Israel’s relentless bombardment was launched on October 7 in retaliation for the Hamas attack which Israeli officials say killed 1,400 people.
The strikes, which the Hamas-run health ministry says have killed more than 7,000 people, were initially concentrated in Gaza City.
But repeated deadly strikes on the south of the territory in recent days have prompted 30,000 of the displaced to head back home, according to UN figures.
Many were in any case struggling to find shelter in Khan Yunis, an already densely populated city which has been swamped by the influx of families fleeing the north.
On Wednesday, before leaving, Saqallah told AFP: “My husband and my three sons, Daoud, Mohammad and Majed, became martyrs on Tuesday at dawn”.
‘Die in our own homes’
Her husband was 47, her son Majed 9, and Daoud 18, while Mohammad was due to “celebrate his 15th birthday today (Wednesday),” she said.
The strike “destroyed the second and third floors” of the apartment building in which multiple families, around 60 people, were sheltering, she said.
It killed 11 members of her extended family and 26 people from other families.
“From my family, only me and my daughter Raghad (17) are still alive. We are alive but I cannot say that we are well,” she said.
“They have reduced Gaza to ruins, they want to turn it into a cemetery.

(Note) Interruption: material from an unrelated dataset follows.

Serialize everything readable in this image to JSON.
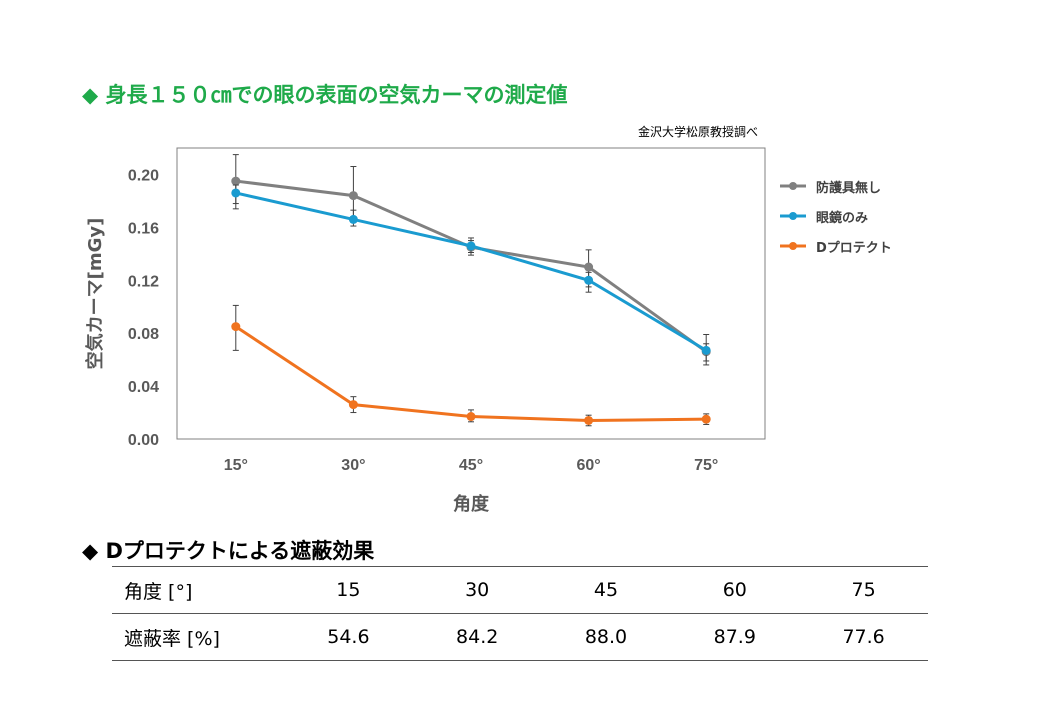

“They told us to leave for the south and then they killed us (here),” Saqallah said, calling Israeli Prime Minister Benjamin Netanyahu “a liar”.
Like so many other displaced people heading home, Abdallah Ayyad, his wife and their five daughters had squeezed onto a cart pulled by a motorcycle for the journey back to Gaza City having earlier taken shelter in the grounds of Deir el-Balah hospital.
“We are going back to die in our own homes. That will be more dignified,” said the father, in a tone that blended resignation with disgust.
“We live in humiliating conditions here. Nothing to eat, nothing to drink, no toilets and, to top it all, there are bombs going off everywhere,” he said.
‘Nowhere is safe’
Some of those returning north have found it impossible to reach their homes due to the intensity of the bombing.
Instead, they have resigned themselves to sheltering in the grounds of Al-Shifa, the main hospital in Gaza City.
There, whole families huddled beneath canvas tarpaulins hung from the walls and concrete pillars as makeshift tents.
“I, my wife, my children and my brothers-in-law, roughly 40 people in total, live in a tent that can’t be more than three square metres (32 square feet). It’s unfit even for livestock,” said Mohammad Abou al-Nahel, one of those displaced.
“We can hardly use the toilets because of the overcrowding. We are always seeing martyrs and wounded arriving. We don’t have fresh water to drink and the children are sick because of the cold,” said Mennah al-Bahtiti, a refugee who had fled from southern Gaza to the hospital.
The UN humanitarian coordinator in the Palestinian territories, Lynn Hastings, warned on Thursday that “nowhere is safe in Gaza” because of Israel’s bombing.
Asked by AFP, the Israeli army did not immediately comment on its persistent bombing of the south after urging civilians to seek refuge there.